Asymmetric Interhemispheric Transfer in the Auditory Network: Evidence from TMS, Resting-State fMRI, and Diffusion Imaging.

Hemispheric asymmetries in human auditory cortical function and structure are still highly debated. Brain stimulation approaches can complement correlational techniques by uncovering causal influences. Previous studies have shown asymmetrical effects of transcranial magnetic stimulation (TMS) on task performance, but it is unclear whether these effects are task-specific or reflect intrinsic network properties. To test how modulation of auditory cortex (AC) influences functional networks and whether this influence is asymmetrical, the present study measured resting-state fMRI connectivity networks in 17 healthy volunteers before and immediately after TMS (continuous theta burst stimulation) to the left or right AC, and the vertex as a control. We also examined the relationship between TMS-induced interhemispheric signal propagation and anatomical properties of callosal auditory fibers as measured with diffusion-weighted MRI. We found that TMS to the right AC, but not the left, resulted in widespread connectivity decreases in auditory- and motor-related networks in the resting state.

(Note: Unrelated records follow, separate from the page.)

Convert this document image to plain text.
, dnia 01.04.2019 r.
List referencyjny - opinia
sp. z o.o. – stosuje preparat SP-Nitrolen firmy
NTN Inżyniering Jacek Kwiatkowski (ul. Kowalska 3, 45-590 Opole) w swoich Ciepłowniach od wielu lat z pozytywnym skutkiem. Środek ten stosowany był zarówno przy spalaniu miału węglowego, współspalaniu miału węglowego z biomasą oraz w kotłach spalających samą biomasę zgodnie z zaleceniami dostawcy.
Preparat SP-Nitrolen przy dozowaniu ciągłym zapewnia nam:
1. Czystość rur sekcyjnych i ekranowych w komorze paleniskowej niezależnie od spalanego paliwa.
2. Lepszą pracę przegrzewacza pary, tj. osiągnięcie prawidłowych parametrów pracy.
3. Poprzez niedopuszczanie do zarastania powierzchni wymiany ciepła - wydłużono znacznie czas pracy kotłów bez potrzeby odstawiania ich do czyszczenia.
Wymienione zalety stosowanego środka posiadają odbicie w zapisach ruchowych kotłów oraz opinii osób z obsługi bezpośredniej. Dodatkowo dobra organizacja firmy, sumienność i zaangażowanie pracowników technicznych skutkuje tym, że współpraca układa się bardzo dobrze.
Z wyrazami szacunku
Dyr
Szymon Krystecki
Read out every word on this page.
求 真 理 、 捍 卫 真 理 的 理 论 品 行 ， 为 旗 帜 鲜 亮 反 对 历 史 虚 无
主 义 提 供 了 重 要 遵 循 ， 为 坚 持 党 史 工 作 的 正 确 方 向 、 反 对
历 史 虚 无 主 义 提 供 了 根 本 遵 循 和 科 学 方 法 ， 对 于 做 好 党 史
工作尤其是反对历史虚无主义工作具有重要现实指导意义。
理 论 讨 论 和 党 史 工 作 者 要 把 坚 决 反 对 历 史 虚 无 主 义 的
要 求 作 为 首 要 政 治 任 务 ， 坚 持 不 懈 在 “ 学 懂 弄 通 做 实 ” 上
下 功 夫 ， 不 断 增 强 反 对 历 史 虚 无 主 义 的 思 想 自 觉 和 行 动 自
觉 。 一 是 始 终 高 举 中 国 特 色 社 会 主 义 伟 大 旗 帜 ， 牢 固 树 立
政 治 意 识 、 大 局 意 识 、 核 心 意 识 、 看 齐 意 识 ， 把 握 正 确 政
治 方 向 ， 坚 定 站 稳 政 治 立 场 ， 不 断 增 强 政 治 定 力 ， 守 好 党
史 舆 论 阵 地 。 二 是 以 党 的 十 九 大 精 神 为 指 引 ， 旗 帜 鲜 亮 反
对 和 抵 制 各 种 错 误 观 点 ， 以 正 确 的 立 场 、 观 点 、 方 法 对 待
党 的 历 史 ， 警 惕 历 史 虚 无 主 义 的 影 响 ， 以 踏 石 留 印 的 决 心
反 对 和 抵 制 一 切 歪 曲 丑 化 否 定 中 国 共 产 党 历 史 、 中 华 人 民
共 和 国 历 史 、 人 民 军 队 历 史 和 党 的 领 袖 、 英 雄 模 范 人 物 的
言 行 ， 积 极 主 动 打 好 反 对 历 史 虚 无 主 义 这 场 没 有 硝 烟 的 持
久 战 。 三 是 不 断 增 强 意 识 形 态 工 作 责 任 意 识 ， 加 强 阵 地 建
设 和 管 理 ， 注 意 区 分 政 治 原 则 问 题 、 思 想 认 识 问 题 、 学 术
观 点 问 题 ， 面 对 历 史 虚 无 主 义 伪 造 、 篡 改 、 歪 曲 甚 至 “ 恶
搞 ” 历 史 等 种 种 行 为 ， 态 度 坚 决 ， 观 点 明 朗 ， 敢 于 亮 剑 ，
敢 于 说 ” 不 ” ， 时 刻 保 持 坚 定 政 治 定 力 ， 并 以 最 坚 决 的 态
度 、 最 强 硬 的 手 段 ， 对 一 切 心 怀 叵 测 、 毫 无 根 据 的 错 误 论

Individual differences in the degree of change in functional connectivity between auditory cortices after TMS applied over the right AC were negatively related to the volume of callosal auditory fibers. The findings show that TMS-induced network modulation occurs, even in the absence of an explicit task, and that the magnitude of the effect differs across individuals as a function of callosal structure, supporting a role for the corpus callosum in mediating functional asymmetry. The findings support theoretical models emphasizing hemispheric differences in network organization and are of practical significance in showing that brain stimulation studies need to take network-level effects into account.